あなたが続けようとしていることを、本当に好きかどうか。

好きなことを続けている人に対して、「失敗」という言葉はあまり意味を持ちません。

うまくいかなかったのは、その人がダメだからではありません。
そのとき選んだ方法が、現在の状況に合っていなかっただけです。

逆に「うまくいった」というのも、その人が特別に優れているという意味ではありません。採用した方法が、その状況に合っていたということです。

見るべきなのは人格ではなく、方法です。

noteが読まれないなら、自分を否定するのではなく、テーマ、構成、タイトル、公開方法を変える。

メンター事業が続かないなら、才能を疑うのではなく、価格、契約方法、提供時間を見直す。

ポッドキャストを更新できないなら、意志の弱さを責めるのではなく、収録頻度や編集方法を変える。

否定するなら、自分ではなく方法を否定してください。

自分を無理に褒める必要もありません。

その代わり、時間を確保できたこと、支出を把握できたこと、続けられる仕組みをつくったことを評価する。

褒めるべきなのは、自分の才能ではなく、自分がつくった管理です。

他者の評価には、時間差がある

他者からの評価で気分が変わってしまうと、長期的な創作は続きません。

そもそも、仕事の本当の評価は、時間が経たなければ分かりません。

僕のXも、3年前はフォロワーが400人ほどでした。最初の数カ月は、投稿してもほとんど反応がありませんでした。

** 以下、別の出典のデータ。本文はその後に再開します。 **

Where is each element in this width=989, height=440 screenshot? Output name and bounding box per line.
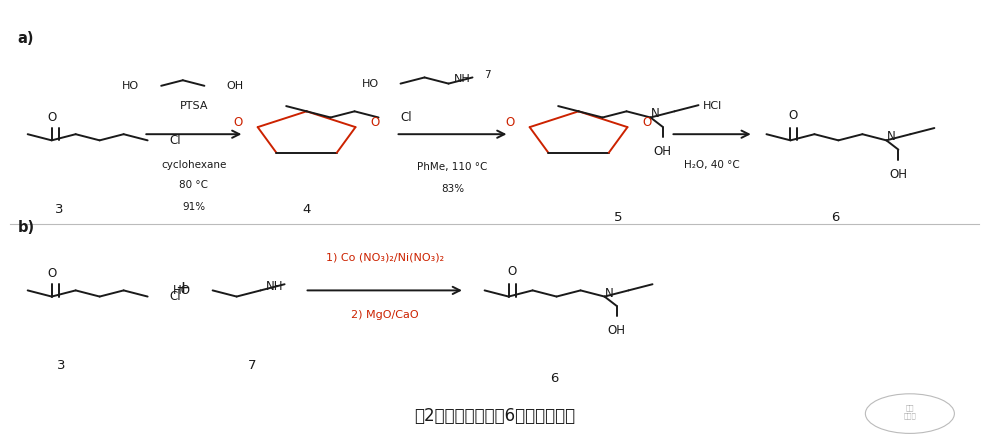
Text: HO: HO [362,79,379,88]
Text: 1) Co (NO₃)₂/Ni(NO₃)₂: 1) Co (NO₃)₂/Ni(NO₃)₂ [325,253,444,262]
Text: OH: OH [607,324,625,337]
Text: HO: HO [173,284,191,297]
Text: 7: 7 [248,359,256,372]
Text: O: O [233,116,242,129]
Text: Cl: Cl [169,134,181,147]
Text: NH: NH [453,74,470,84]
Text: 化工
信息网: 化工 信息网 [904,404,916,418]
Text: Cl: Cl [169,290,181,303]
Text: +: + [175,279,191,297]
Text: 83%: 83% [441,184,464,194]
Text: b): b) [18,220,35,235]
Text: O: O [789,109,798,122]
Text: 80 °C: 80 °C [179,180,209,190]
Text: 5: 5 [614,211,622,224]
Text: 2) MgO/CaO: 2) MgO/CaO [351,310,418,319]
Text: NH: NH [265,279,283,293]
Text: a): a) [18,31,35,46]
Text: H₂O, 40 °C: H₂O, 40 °C [684,160,740,170]
Text: OH: OH [226,81,243,91]
Text: O: O [505,116,514,129]
Text: 6: 6 [832,211,840,224]
Text: PhMe, 110 °C: PhMe, 110 °C [417,162,488,172]
Text: N: N [651,107,660,121]
Text: OH: OH [889,168,907,181]
Text: N: N [605,286,614,300]
Text: 3: 3 [57,359,65,372]
Text: OH: OH [654,145,672,158]
Text: HCl: HCl [702,101,722,110]
Text: 91%: 91% [182,202,206,212]
Text: 7: 7 [485,70,491,80]
Text: PTSA: PTSA [180,101,208,110]
Text: 3: 3 [55,202,63,216]
Text: O: O [47,267,56,280]
Text: HO: HO [123,81,139,91]
Text: O: O [371,116,380,129]
Text: 4: 4 [303,202,311,216]
Text: O: O [643,116,652,129]
Text: cyclohexane: cyclohexane [161,160,226,170]
Text: 图2：关键中间体（6）的釜式合成: 图2：关键中间体（6）的釜式合成 [414,407,575,425]
Text: N: N [887,130,896,143]
Text: O: O [507,265,516,279]
Text: Cl: Cl [401,111,412,124]
Text: O: O [47,110,56,124]
Text: 6: 6 [550,372,558,385]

しかし、1,000人を超え、3,000人、5,000人と増えていく中で景色が変わりました。

デザインメンターをしている方の中にも、最初の作品を完成させるまで8カ月かかった人がいます。それでも、20サイト以上の模写と数百パターンの試作を続けた結果、次の作品からは数カ月でプロレベルまで到達しました。

成長にはタイムラグがあります

反応がない時期の評価だけを信じていたら、どちらも途中で終わっていました。

良いときも、悪いときも、自分の管理を評価する。
人から何を言われても、続けられる方法をつくる。

それが創作を守ります。

管理は「好き」を見つける装置

生きている間にやることは、案外シンプルなのかもしれません。
自分が本当に好きなものを探し、見つけたら、できるだけ長く続ける。

管理は、効率よく働くためだけのものではありません。
自分にとっての「好き」を見つける装置でもあります。

今の予定に、嫌なことが入り込んでいないでしょうか。
誰かに評価されるためだけに続けていることはないでしょうか。
反応がなくても、報酬がなくても、つい考えてしまうことは何でしょうか。
他者からの評価がなくても、それをやっている時間にワクワクできているでしょうか。

僕自身に特別な才能があるのかは、分かりません。

ただ、デザインをし、文章を書き、誰かと話し、デザインを教えることが好きです。それを続けられている現在に、ワクワクしています。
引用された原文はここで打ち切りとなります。